Revista Rua


A que Tradição Pertence a Tradição Gramatical Russa
(To what tradition does the Russian grammatical tradition belong?)

Patrick Seriot

AS FRONTEIRAS ORIENTAIS DA TRADIÇÃO OCIDENTAL
 
Como em A carta roubada de Edgar Poe, um objeto é tão menos visível quanto mais ele é apresentado ao olhar de todos.
Assim ocorre com a surpreendente noção de “tradição gramatical russa”. Com efeito, quando se olha do “Oeste”, parece evidente que a “lingüística ocidental” (Western linguistics) encontra sua origem na tradição greco-latina, esta mesma constituindo um todo relativamente homogêneo (Auroux[3], Desbordes[4]) a partir de uma fonte grega inicial (Benveniste[5], Law[6]). Somente alguns raros trabalhos tentam colocar em evidência uma diferença entre a Grécia e o mundo romano no domínio dos estudos gramaticais[7].
Visto “do Leste”, no entanto, o quadro é bem diferente.
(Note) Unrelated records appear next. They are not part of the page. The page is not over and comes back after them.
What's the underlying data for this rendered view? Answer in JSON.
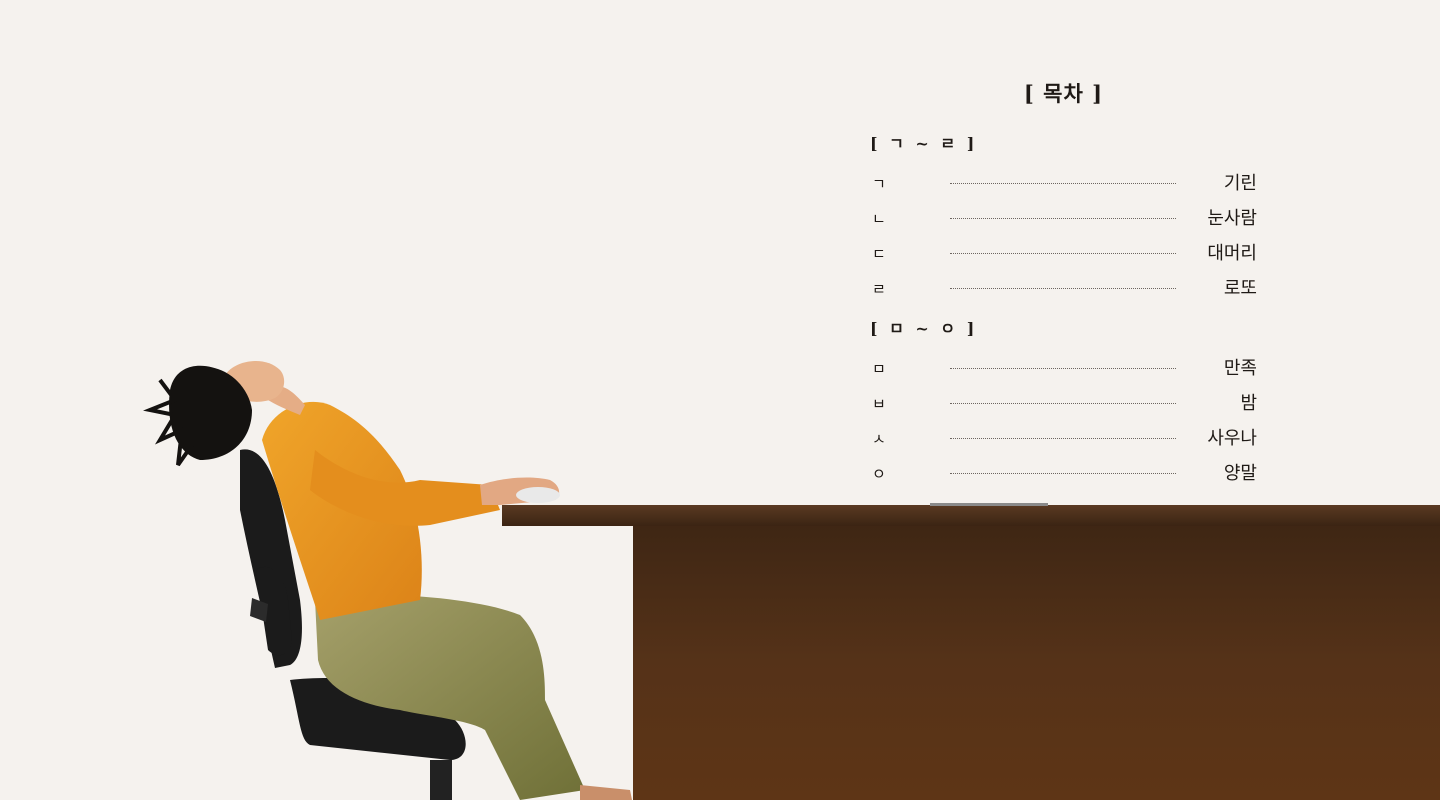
{
  "toc": {
    "title": "[ 목차 ]",
    "sections": [
      {
        "heading": "[ ㄱ ~ ㄹ ]",
        "items": [
          {
            "index": "ㄱ",
            "title": "기린"
          },
          {
            "index": "ㄴ",
            "title": "눈사람"
          },
          {
            "index": "ㄷ",
            "title": "대머리"
          },
          {
            "index": "ㄹ",
            "title": "로또"
          }
        ]
      },
      {
        "heading": "[ ㅁ ~ ㅇ ]",
        "items": [
          {
            "index": "ㅁ",
            "title": "만족"
          },
          {
            "index": "ㅂ",
            "title": "밤"
          },
          {
            "index": "ㅅ",
            "title": "사우나"
          },
          {
            "index": "ㅇ",
            "title": "양말"
          }
        ]
      }
    ]
  },
  "illustration": {
    "subject": "person-leaning-back-in-office-chair-at-desk",
    "colors": {
      "background": "#f5f2ee",
      "desk": "#4a2d17",
      "sweater": "#e8951f",
      "pants": "#8b8a4a",
      "hair": "#141210",
      "chair": "#1b1b1b"
    }
  }
}
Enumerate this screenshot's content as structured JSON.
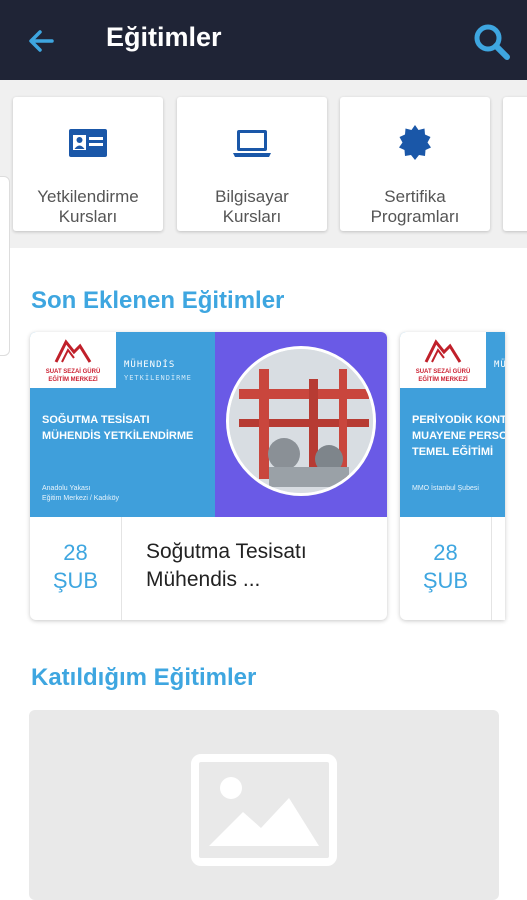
{
  "appbar": {
    "title": "Eğitimler",
    "back_icon": "arrow-left-icon",
    "search_icon": "search-icon",
    "bg": "#1f2436",
    "accent": "#3ea6e0"
  },
  "categories": [
    {
      "label_line1": "Yetkilendirme",
      "label_line2": "Kursları",
      "icon": "id-card-icon"
    },
    {
      "label_line1": "Bilgisayar",
      "label_line2": "Kursları",
      "icon": "laptop-icon"
    },
    {
      "label_line1": "Sertifika",
      "label_line2": "Programları",
      "icon": "badge-icon"
    }
  ],
  "recent": {
    "title": "Son Eklenen Eğitimler",
    "cards": [
      {
        "banner_logo_line1": "SUAT SEZAİ GÜRÜ",
        "banner_logo_line2": "EĞİTİM MERKEZİ",
        "banner_tag1": "MÜHENDİS",
        "banner_tag2": "YETKİLENDİRME",
        "banner_caption1": "SOĞUTMA TESİSATI",
        "banner_caption2": "MÜHENDİS YETKİLENDİRME",
        "banner_loc1": "Anadolu Yakası",
        "banner_loc2": "Eğitim Merkezi / Kadıköy",
        "day": "28",
        "month": "ŞUB",
        "title_line1": "Soğutma Tesisatı",
        "title_line2": "Mühendis ..."
      },
      {
        "banner_logo_line1": "SUAT SEZAİ GÜRÜ",
        "banner_logo_line2": "EĞİTİM MERKEZİ",
        "banner_tag1": "MÜ",
        "banner_caption1": "PERİYODİK KONTROL",
        "banner_caption2": "MUAYENE PERSONE",
        "banner_caption3": "TEMEL EĞİTİMİ",
        "banner_loc1": "MMO İstanbul Şubesi",
        "day": "28",
        "month": "ŞUB"
      }
    ]
  },
  "joined": {
    "title": "Katıldığım Eğitimler",
    "placeholder_icon": "image-placeholder-icon"
  }
}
Muitos lingüistas russos afirmam e ensinam que a “tradição russa”, que representa uma cultura que não está nem na Europa nem no Ocidente, remonta à tradição grega, a qual é apresentada como em oposição radical à tradição latina. Assim, para V. Kolesov (1991: 224), a tradição gramatical latina é fundamentalmente diferente da tradição grega, ela suscita relações “hostis” na Rússia, as duas tradições estão “em conflito” por causa, principalmente, da questão do uniatismo.
O paradoxo lógico pode então ser expresso do seguinte modo:
- para uns, a tradição ocidental prolonga a tradição greco-latina;
- ora, para outros, a tradição russa, diferente da tradição ocidental, remonta à tradição grega, que está em oposição radical com a tradição latina;


[3] “…a gramatização maciça, a partir de uma só tradição lingüística inicial (a tradição greco-latina)” (Auroux, 1992:11, tradução nossa).
[4] “Pode-se verificar (nesse corpus de textos) a unidade da tradição greco-latina” (DESBORDES, 1989: 150, tradução nossa).
[5] “Todos sabem que a lingüística ocidental nasce na filosofia grega. Tudo proclama essa filiação. A nossa terminologia lingüística se compõe em grande parte de termos gregos adotados diretamente ou na sua tradução latina” (BENVENISTE, 1988: 20)
[6] “Without the Greeks of the Fifth and Fourth Centuries BC Western civilisation as we know it today would be unimaginable. […] in the space of three generations a small group of people could set the agenda for much of the subsequent intellectual history of the West, and of Western linguistics in particular” (LAW, 2003: 13).
[7] Passando da Grécia a Roma, entramos em um mundo muito diferente. Fala-se com razão da época greco-romana como de um período de civilização unificada, mas os papéis respectivos da Grécia e de Roma foram divergentes e complementares” (ROBINS, 1976: 48, tradução nossa).